On Tue, 19 Aug 1997, Larry Masinter wrote:
Many thanks to Larry for the careful wording.
I wonder whether we shouldn't exchange (a) and (b), because it seems that the current (b) is the method of choice.
[(a) is %HH encoding with its difficulties, (b) is RFC 2047 encoding: =?us-ascii?Q?.....]
> (b) Use the encoding method for message headers described > in RFC 2047, using either a charset value of "US-ASCII", > or, if the URL contains octets outside of the 7-bit range, > "UNKNOWN-8BIT" [RFC 1428], or "UTF8", as appropriate.

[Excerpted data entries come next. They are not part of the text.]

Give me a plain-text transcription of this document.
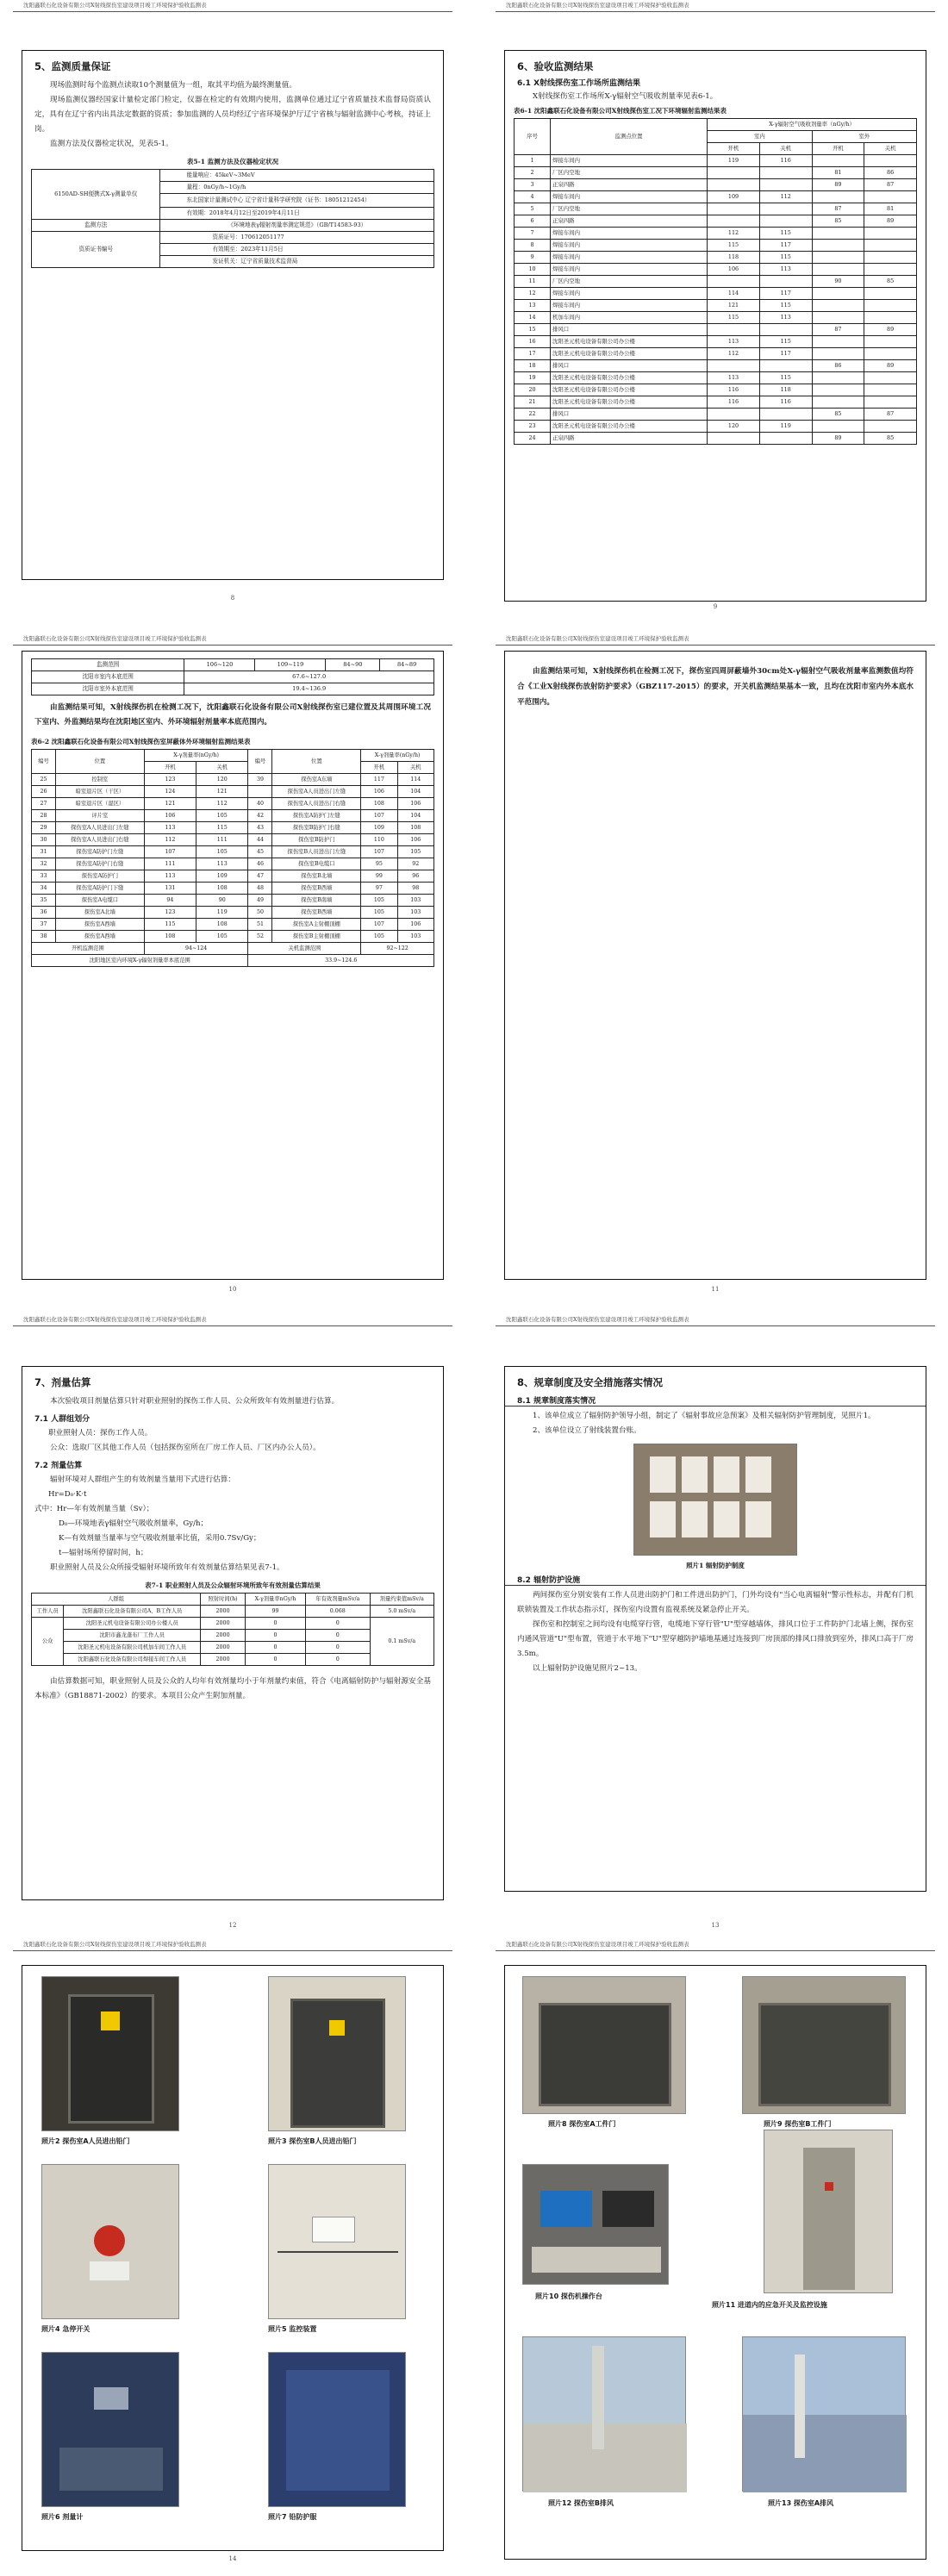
沈阳鑫联石化设备有限公司X射线探伤室建设项目竣工环境保护验收监测表
5、监测质量保证
现场监测时每个监测点读取10个测量值为一组，取其平均值为最终测量值。
现场监测仪器经国家计量检定部门检定，仪器在检定的有效期内使用，监测单位通过辽宁省质量技术监督局资质认定，具有在辽宁省内出具法定数据的资质；参加监测的人员均经辽宁省环境保护厅辽宁省核与辐射监测中心考核，持证上岗。
监测方法及仪器检定状况，见表5-1。
表5-1 监测方法及仪器检定状况
6150AD-SH便携式X-γ测量单仪	能量响应：45keV~3MeV
	量程：0nGy/h~1Gy/h
	东北国家计量测试中心 辽宁省计量科学研究院（证书：18051212454）
	有效期：2018年4月12日至2019年4月11日
监测方法	《环境地表γ辐射剂量率测定规范》（GB/T14583-93）
资质证书编号	资质证号：170612051177
	有效期至：2023年11月5日
	发证机关：辽宁省质量技术监督局
8
沈阳鑫联石化设备有限公司X射线探伤室建设项目竣工环境保护验收监测表
6、验收监测结果
6.1 X射线探伤室工作场所监测结果
X射线探伤室工作场所X-γ辐射空气吸收剂量率见表6-1。
表6-1 沈阳鑫联石化设备有限公司X射线探伤室工况下环境辐射监测结果表
序号	监测点位置	X-γ辐射空气吸收剂量率（nGy/h）			
		室内		室外	
		开机	关机	开机	关机
1	焊接车间内	119	116		
2	厂区内空地			81	86
3	正泉四路			89	87
4	焊接车间内	109	112		
5	厂区内空地			87	81
6	正泉四路			85	89
7	焊接车间内	112	115		
8	焊接车间内	115	117		
9	焊接车间内	118	115		
10	焊接车间内	106	113		
11	厂区内空地			90	85
12	焊接车间内	114	117		
13	焊接车间内	121	115		
14	机加车间内	115	113		
15	排风口			87	89
16	沈阳圣元机电设备有限公司办公楼	113	115		
17	沈阳圣元机电设备有限公司办公楼	112	117		
18	排风口			86	89
19	沈阳圣元机电设备有限公司办公楼	113	115		
20	沈阳圣元机电设备有限公司办公楼	116	118		
21	沈阳圣元机电设备有限公司办公楼	116	116		
22	排风口			85	87
23	沈阳圣元机电设备有限公司办公楼	120	119		
24	正泉四路			89	85
9
沈阳鑫联石化设备有限公司X射线探伤室建设项目竣工环境保护验收监测表
监测范围	106~120	109~119	84~90	84~89
沈阳市室内本底范围	67.6~127.0			
沈阳市室外本底范围	19.4~136.9			
由监测结果可知，X射线探伤机在检测工况下，沈阳鑫联石化设备有限公司X射线探伤室已建位置及其周围环境工况下室内、外监测结果均在沈阳地区室内、外环境辐射剂量率本底范围内。
表6-2 沈阳鑫联石化设备有限公司X射线探伤室屏蔽体外环境辐射监测结果表
编号	位置	X-γ剂量率(nGy/h)		编号	位置	X-γ剂量率(nGy/h)	
		开机	关机			开机	关机
25	控制室	123	120	39	探伤室A东墙	117	114
26	暗室退片区（干区）	124	121		探伤室A人员进出门左缝	106	104
27	暗室退片区（湿区）	121	112	40	探伤室A人员进出门右缝	108	106
28	评片室	106	105	42	探伤室A防护门左缝	107	104
29	探伤室A人员进出门左缝	113	115	43	探伤室B防护门右缝	109	108
30	探伤室A人员进出门右缝	112	111	44	探伤室B防护门	110	106
31	探伤室A防护门左缝	107	105	45	探伤室B人员进出门左缝	107	105
32	探伤室A防护门右缝	111	113	46	探伤室B电缆口	95	92
33	探伤室A防护门	113	109	47	探伤室B北墙	99	96
34	探伤室A防护门下缝	131	108	48	探伤室B西墙	97	98
35	探伤室A电缆口	94	90	49	探伤室B南墙	105	103
36	探伤室A北墙	123	119	50	探伤室B西墙	105	103
37	探伤室A西墙	115	108	51	探伤室A主射棚顶棚	107	106
38	探伤室A西墙	108	105	52	探伤室B主射棚顶棚	105	103
开机监测范围		94~124		关机监测范围		92~122	
沈阳地区室内环境X-γ辐射剂量率本底范围				33.9~124.6			
10
沈阳鑫联石化设备有限公司X射线探伤室建设项目竣工环境保护验收监测表
由监测结果可知，X射线探伤机在检测工况下，探伤室四周屏蔽墙外30cm处X-γ辐射空气吸收剂量率监测数值均符合《工业X射线探伤放射防护要求》（GBZ117-2015）的要求，开关机监测结果基本一致，且均在沈阳市室内外本底水平范围内。
11
沈阳鑫联石化设备有限公司X射线探伤室建设项目竣工环境保护验收监测表
7、剂量估算
本次验收项目剂量估算只针对职业照射的探伤工作人员、公众所致年有效剂量进行估算。
7.1 人群组划分
职业照射人员：探伤工作人员。
公众：选取厂区其他工作人员（包括探伤室所在厂房工作人员、厂区内办公人员）。
7.2 剂量估算
辐射环境对人群组产生的有效剂量当量用下式进行估算：
Hr=D₀·K·t
式中：Hr—年有效剂量当量（Sv）；
D₀—环境地表γ辐射空气吸收剂量率，Gy/h；
K—有效剂量当量率与空气吸收剂量率比值，采用0.7Sv/Gy；
t—辐射场所停留时间，h；
职业照射人员及公众所接受辐射环境所致年有效剂量估算结果见表7-1。
表7-1 职业照射人员及公众辐射环境所致年有效剂量估算结果
人群组		照射时间(h)	X-γ剂量率nGy/h	年有效剂量mSv/a	剂量约束值mSv/a
工作人员	沈阳鑫联石化设备有限公司A、B工作人员	2000	99	0.068	5.0 mSv/a
公众	沈阳圣元机电设备有限公司办公楼人员	2000	0	0	0.1 mSv/a
	沈阳市鑫龙蓬布厂工作人员	2000	0	0	
	沈阳圣元机电设备有限公司机加车间工作人员	2000	0	0	
	沈阳鑫联石化设备有限公司焊接车间工作人员	2000	0	0	
由估算数据可知，职业照射人员及公众的人均年有效剂量均小于年剂量约束值，符合《电离辐射防护与辐射源安全基本标准》（GB18871-2002）的要求。本项目公众产生附加剂量。
12
沈阳鑫联石化设备有限公司X射线探伤室建设项目竣工环境保护验收监测表
8、规章制度及安全措施落实情况
8.1 规章制度落实情况
1、该单位成立了辐射防护领导小组，制定了《辐射事故应急预案》及相关辐射防护管理制度，见照片1。
2、该单位设立了射线装置台账。
照片1 辐射防护制度
8.2 辐射防护设施
两间探伤室分别安装有工作人员进出防护门和工件进出防护门，门外均设有"当心电离辐射"警示性标志，并配有门机联锁装置及工作状态指示灯，探伤室内设置有监视系统及紧急停止开关。
探伤室和控制室之间均设有电缆穿行管，电缆地下穿行管"U"型穿越墙体，排风口位于工件防护门北墙上侧，探伤室内通风管道"U"型布置，管道于水平地下"U"型穿越防护墙地基通过连接到厂房顶部的排风口排放到室外，排风口高于厂房3.5m。
以上辐射防护设施见照片2~13。
13
沈阳鑫联石化设备有限公司X射线探伤室建设项目竣工环境保护验收监测表
照片2 探伤室A人员进出铅门	照片3 探伤室B人员进出铅门
照片4 急停开关	照片5 监控装置
照片6 剂量计	照片7 铅防护服
14
沈阳鑫联石化设备有限公司X射线探伤室建设项目竣工环境保护验收监测表
照片8 探伤室A工件门	照片9 探伤室B工件门
照片10 探伤机操作台
照片11 进道内的应急开关及监控设施
照片12 探伤室B排风	照片13 探伤室A排风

First, please note that it is "UTF-8". Many thanks to Larry for bringing in UTF8 for URLs here. I wish would already have all URLs (with such octets) in UTF-8, and could just write it that way. But UTF-8 URLs are not supposed to work by just labeling them as UTF-8. If an HTML document, encoded say in koi-8, contains 8-bit octets in an URL, then these octets are octets that have to be interpreted in koi-8, and not in UTF-8. HTML transports characters, and these may undergo transcoding, e.g. in proxies or by cut-and-paste. So an URL extracted from an HTML document labeled as KOI-8 should be by itself be labeled as KOI-8. Labeling as UTF-8 is only appropriate if the URL is indeed transcoded to UTF-8 (but then comparison between the URL inside the KOI-8 document and the URL encoded with UTF-8 will be quite difficult). So here the earlier text by Jacob should be used.
Regards, Martin.
|